Cuando preparo una celebración siempre se me olvida el sentimiento tras la anterior. Supongo que por suerte, porque si no sólo hubiera hecho la primera en mi vida. El caso es que uno se esfuerza en comprar comida y bebida suficientes, en limpiar y arreglar la casa, incluso en hacer cosas que llevaban pendientes largo tiempo. También uno invita alegremente a los invitados, suponiendo que su talante estará en consonancia con el tuyo. Uno se pregunta si el tiempo acompañará, y lo mira en internet como si estuviera en su mano cambiar algo.
Luego, durante la celebración, puede ocurrir algún hecho que te amargue la jornada (una impertinencia, una pelea, una decepción) o puede incluso que todo trascurra más o menos normal. Pero incluso en este último caso, cuando todos los invitados se han ido a casa y uno ha recogido los restos, surge una sensación de derrota y pienso que más hubiera valido no ceder al tributo social y ver una película en la televisión con una botella de Ribera del Duero al lado.
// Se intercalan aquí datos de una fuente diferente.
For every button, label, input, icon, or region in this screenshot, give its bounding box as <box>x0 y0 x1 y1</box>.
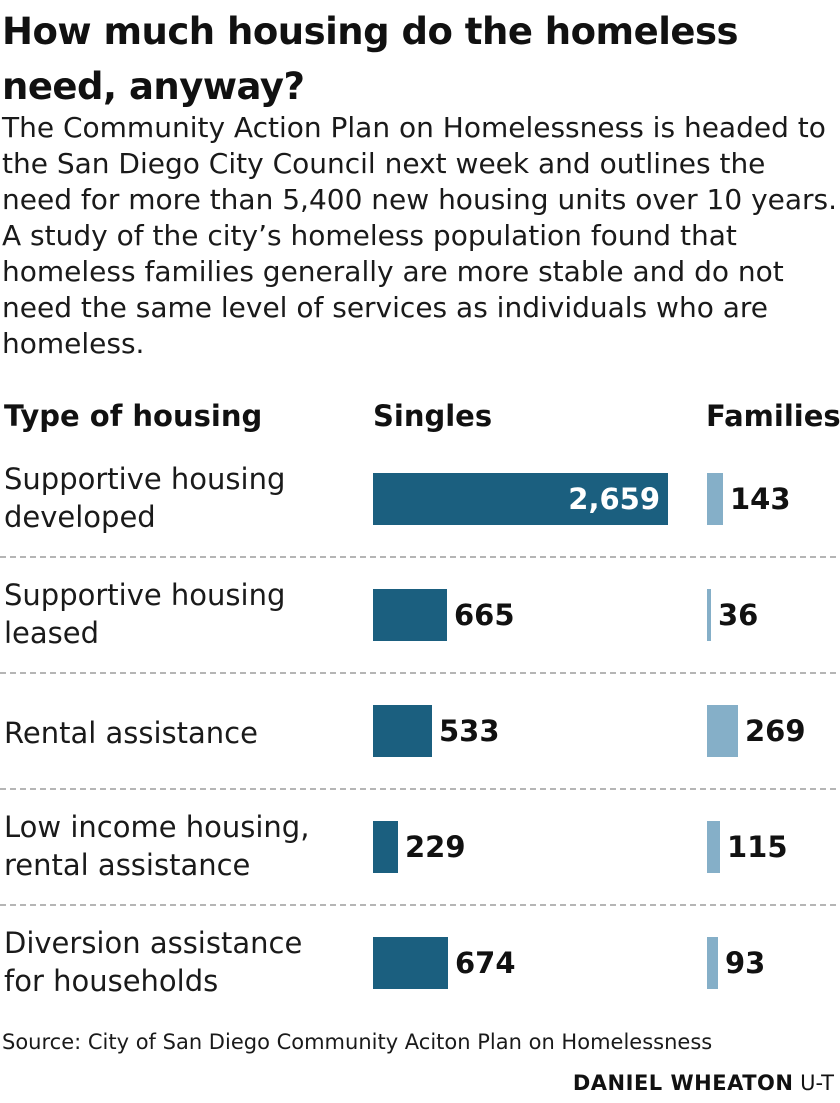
families-value-label: 115 <box>727 830 788 864</box>
column-header-singles: Singles <box>373 399 493 433</box>
families-bar <box>707 473 723 525</box>
singles-value-label: 229 <box>405 830 466 864</box>
families-bar <box>707 821 720 873</box>
row-divider <box>0 556 836 558</box>
singles-bar <box>373 705 432 757</box>
singles-value-label: 665 <box>454 598 515 632</box>
families-value-label: 269 <box>745 714 806 748</box>
byline: DANIEL WHEATON U-T <box>573 1068 834 1098</box>
families-bar <box>707 937 718 989</box>
byline-org: U-T <box>800 1071 834 1095</box>
chart-title: How much housing do the homeless need, a… <box>2 10 739 108</box>
singles-value-label: 674 <box>455 946 516 980</box>
category-label: Diversion assistance for households <box>4 926 303 998</box>
category-label: Low income housing, rental assistance <box>4 810 310 882</box>
families-value-label: 93 <box>725 946 766 980</box>
column-header-families: Families <box>706 399 840 433</box>
row-divider <box>0 904 836 906</box>
category-label: Supportive housing leased <box>4 578 286 650</box>
source-note: Source: City of San Diego Community Acit… <box>2 1030 713 1054</box>
families-bar <box>707 705 738 757</box>
byline-name: DANIEL WHEATON <box>572 1071 794 1095</box>
row-divider <box>0 672 836 674</box>
singles-bar <box>373 937 448 989</box>
category-label: Rental assistance <box>4 716 258 750</box>
category-label: Supportive housing developed <box>4 462 286 534</box>
chart-subtitle: The Community Action Plan on Homelessnes… <box>2 111 838 360</box>
row-divider <box>0 788 836 790</box>
families-bar <box>707 589 711 641</box>
singles-value-label: 2,659 <box>568 482 660 516</box>
singles-bar <box>373 473 668 525</box>
singles-value-label: 533 <box>439 714 500 748</box>
singles-bar <box>373 821 398 873</box>
families-value-label: 36 <box>718 598 759 632</box>
singles-bar <box>373 589 447 641</box>
column-header-type: Type of housing <box>4 399 263 433</box>
families-value-label: 143 <box>730 482 791 516</box>
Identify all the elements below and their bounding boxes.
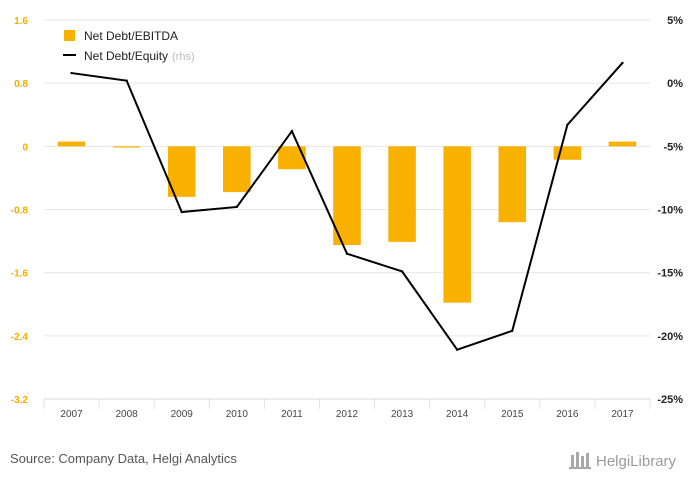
y-right-tick-label: 0%: [667, 78, 683, 90]
bar-net-debt-ebitda: [223, 146, 251, 193]
brand-name: HelgiLibrary: [596, 453, 677, 470]
line-point-net-debt-equity: [455, 348, 459, 351]
line-point-net-debt-equity: [566, 123, 569, 127]
y-right-tick-label: -10%: [657, 205, 683, 217]
y-left-tick-label: 0: [22, 142, 28, 153]
x-tick-label: 2015: [501, 409, 524, 420]
legend-line-name: Net Debt/Equity: [84, 49, 168, 63]
x-tick-label: 2007: [60, 409, 83, 420]
bar-net-debt-ebitda: [57, 141, 86, 147]
x-tick-label: 2013: [391, 409, 414, 420]
y-left-tick-label: 0.8: [14, 79, 28, 90]
line-point-net-debt-equity: [125, 79, 128, 82]
bar-net-debt-ebitda: [498, 146, 527, 223]
y-right-tick-label: -25%: [657, 394, 683, 406]
y-left-tick-label: -1.6: [11, 269, 29, 280]
y-right-tick-label: 5%: [667, 15, 683, 27]
line-point-net-debt-equity: [345, 252, 349, 255]
bar-net-debt-ebitda: [112, 146, 141, 148]
brand-logo: HelgiLibrary: [569, 452, 677, 470]
x-tick-label: 2014: [446, 409, 469, 420]
source-note: Source: Company Data, Helgi Analytics: [10, 451, 237, 466]
line-point-net-debt-equity: [400, 270, 404, 273]
bar-net-debt-ebitda: [278, 146, 306, 170]
line-point-net-debt-equity: [235, 205, 239, 209]
y-right-tick-label: -20%: [657, 331, 683, 343]
legend-line-label: Net Debt/Equity (rhs): [84, 49, 195, 63]
x-tick-label: 2012: [336, 409, 359, 420]
x-tick-label: 2010: [226, 409, 249, 420]
y-right-tick-label: -5%: [663, 141, 683, 153]
y-left-tick-label: -0.8: [11, 206, 29, 217]
legend-bar-label: Net Debt/EBITDA: [84, 29, 178, 43]
y-left-tick-label: -2.4: [11, 332, 29, 343]
bar-net-debt-ebitda: [443, 146, 471, 303]
line-point-net-debt-equity: [290, 129, 294, 133]
legend: Net Debt/EBITDA Net Debt/Equity (rhs): [63, 29, 195, 63]
x-tick-label: 2008: [116, 409, 139, 420]
line-point-net-debt-equity: [180, 210, 183, 214]
line-point-net-debt-equity: [70, 71, 73, 75]
x-tick-label: 2009: [171, 409, 194, 420]
x-tick-label: 2011: [281, 409, 303, 420]
axis-layer: 1.6 0.8 0 -0.8 -1.6 -2.4 -3.2 5% 0% -5% -10% -15% -2…: [11, 15, 683, 420]
legend-line-suffix: (rhs): [172, 51, 195, 63]
line-point-net-debt-equity: [621, 61, 624, 65]
x-tick-label: 2016: [556, 409, 579, 420]
line-point-net-debt-equity: [511, 329, 514, 332]
library-logo-icon: [569, 452, 591, 469]
bar-net-debt-ebitda: [388, 146, 416, 242]
y-left-tick-label: -3.2: [11, 395, 29, 406]
bar-net-debt-ebitda: [608, 141, 637, 147]
x-tick-label: 2017: [611, 409, 634, 420]
line-layer: [70, 61, 624, 351]
y-right-tick-label: -15%: [657, 268, 683, 280]
y-left-tick-label: 1.6: [14, 16, 28, 27]
bar-net-debt-ebitda: [333, 146, 361, 246]
legend-bar-swatch: [64, 30, 75, 41]
bar-layer: [57, 141, 637, 303]
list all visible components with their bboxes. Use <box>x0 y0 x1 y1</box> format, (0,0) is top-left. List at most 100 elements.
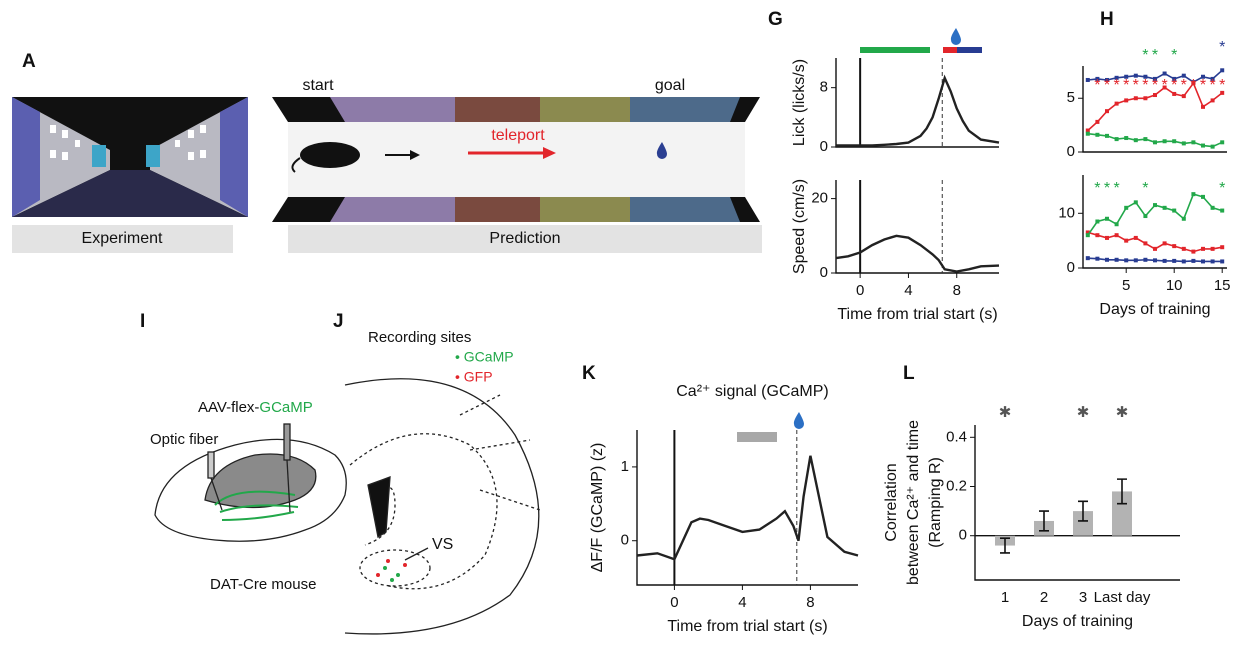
point <box>1181 246 1186 251</box>
y-tick-label: 5 <box>1067 89 1075 106</box>
point <box>1201 143 1205 148</box>
label: Recording sites <box>368 329 471 346</box>
y-tick-label: 10 <box>1058 204 1075 221</box>
x-axis-label: Days of training <box>1022 613 1133 630</box>
axis <box>636 430 858 586</box>
point <box>1085 128 1090 133</box>
x-tick-label: 5 <box>1122 277 1130 294</box>
point <box>1133 96 1138 101</box>
point <box>1133 235 1138 240</box>
significance-star: * <box>1104 77 1110 94</box>
mouse-brain <box>154 423 347 542</box>
y-tick-label: 0 <box>820 264 828 281</box>
panel-letter: I <box>140 311 145 332</box>
point <box>1162 205 1167 210</box>
point <box>1124 98 1129 103</box>
significance-star: * <box>1104 180 1110 197</box>
vr-scene <box>12 97 248 217</box>
point <box>1153 76 1157 81</box>
y-tick-label: 0 <box>820 138 828 155</box>
point <box>1172 258 1177 263</box>
significance-star: * <box>1142 47 1148 64</box>
drop-icon <box>950 28 961 45</box>
point <box>1085 230 1090 235</box>
x-tick-label: 10 <box>1166 277 1183 294</box>
significance-star: * <box>1113 180 1119 197</box>
point <box>1220 140 1225 145</box>
point <box>1172 208 1177 213</box>
point <box>1153 203 1157 208</box>
point <box>1191 249 1196 254</box>
significance-star: * <box>1200 77 1206 94</box>
point <box>1191 81 1196 86</box>
y-tick-label: 0 <box>621 532 629 549</box>
label: VS <box>432 536 453 553</box>
series-line <box>636 455 859 561</box>
label: AAV-flex-GCaMP <box>198 399 313 416</box>
point <box>1124 258 1129 263</box>
legend-entry: • GCaMP <box>455 349 514 365</box>
y-tick-label: 0 <box>1067 143 1075 160</box>
significance-star: * <box>1123 77 1129 94</box>
y-axis-label: between Ca²⁺ and time <box>905 420 922 585</box>
significance-star: * <box>1133 77 1139 94</box>
point <box>1191 140 1196 145</box>
point <box>1133 258 1138 263</box>
series-line <box>835 234 1000 273</box>
point <box>1162 85 1167 90</box>
point <box>1095 132 1100 137</box>
x-axis-label: Time from trial start (s) <box>837 306 997 323</box>
point <box>1105 235 1109 240</box>
point <box>1143 257 1148 262</box>
y-axis-label: (Ramping R) <box>927 457 944 548</box>
point <box>1210 205 1215 210</box>
bar <box>1112 491 1132 536</box>
significance-star: * <box>1152 47 1158 64</box>
point <box>1114 257 1119 262</box>
point <box>1124 74 1129 79</box>
point <box>1220 90 1225 95</box>
point <box>1201 104 1205 109</box>
y-tick-label: 20 <box>811 190 828 207</box>
error-bar <box>1039 510 1049 532</box>
point <box>1114 222 1119 227</box>
point <box>1124 238 1129 243</box>
point <box>1085 77 1090 82</box>
point <box>1105 77 1109 82</box>
y-tick-label: 8 <box>820 79 828 96</box>
label: Optic fiber <box>150 431 218 448</box>
epoch-bar <box>737 432 777 442</box>
y-tick-label: 1 <box>621 458 629 475</box>
point <box>1114 75 1119 80</box>
point <box>1095 76 1100 81</box>
significance-star: * <box>1094 180 1100 197</box>
point <box>1133 138 1138 143</box>
panel-letter: K <box>582 363 596 384</box>
series-line <box>836 74 1000 147</box>
point <box>1220 68 1225 73</box>
label: Experiment <box>82 230 163 247</box>
point <box>1181 141 1186 146</box>
point <box>1095 219 1100 224</box>
label: AAV-flex- <box>198 399 259 416</box>
cue-bar <box>860 47 930 53</box>
significance-star: * <box>1171 47 1177 64</box>
x-tick-label: Last day <box>1094 589 1151 606</box>
brain-section <box>344 378 541 635</box>
point <box>1105 257 1109 262</box>
legend-entry: • GFP <box>455 369 493 385</box>
point <box>1172 91 1177 96</box>
point <box>1162 71 1167 76</box>
label: goal <box>655 77 685 94</box>
axis <box>974 425 1180 581</box>
point <box>1095 119 1100 124</box>
point <box>1153 93 1157 98</box>
point <box>1210 144 1215 149</box>
significance-star: * <box>1113 77 1119 94</box>
significance-star: * <box>1171 77 1177 94</box>
x-tick-label: 3 <box>1079 589 1087 606</box>
point <box>1114 137 1119 142</box>
x-tick-label: 4 <box>904 282 912 299</box>
x-tick-label: 0 <box>670 594 678 611</box>
corridor <box>272 97 760 222</box>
Cuando el invitado soy yo, el sentimiento es el mismo, aunque sea una de esas pocas veces en que me lo he pasado bien en la fiesta.Un gran esfuerzo para un rato efímero, para unos cuantos lucimientos y otras tantas incomodidades.
Y aquí entra en escena el gallo que canta: hay un tipo de personas que se lo pasan bien durante y después de la fiesta. Pero sólo son un tipo de personas, la mayoría (no hay tantos gallos que canten) no, aunque lo ignoren o lo disimulen. Cuando se aburran en una fiesta (sucederá en la próxima) no cedan al entorno y empecínense en observar a los demás como si fueran sujetos desconocidos sin relación con usted. Verá como tengo razón. Si no fuera así, yo sería una persona rara, y eso sí que no.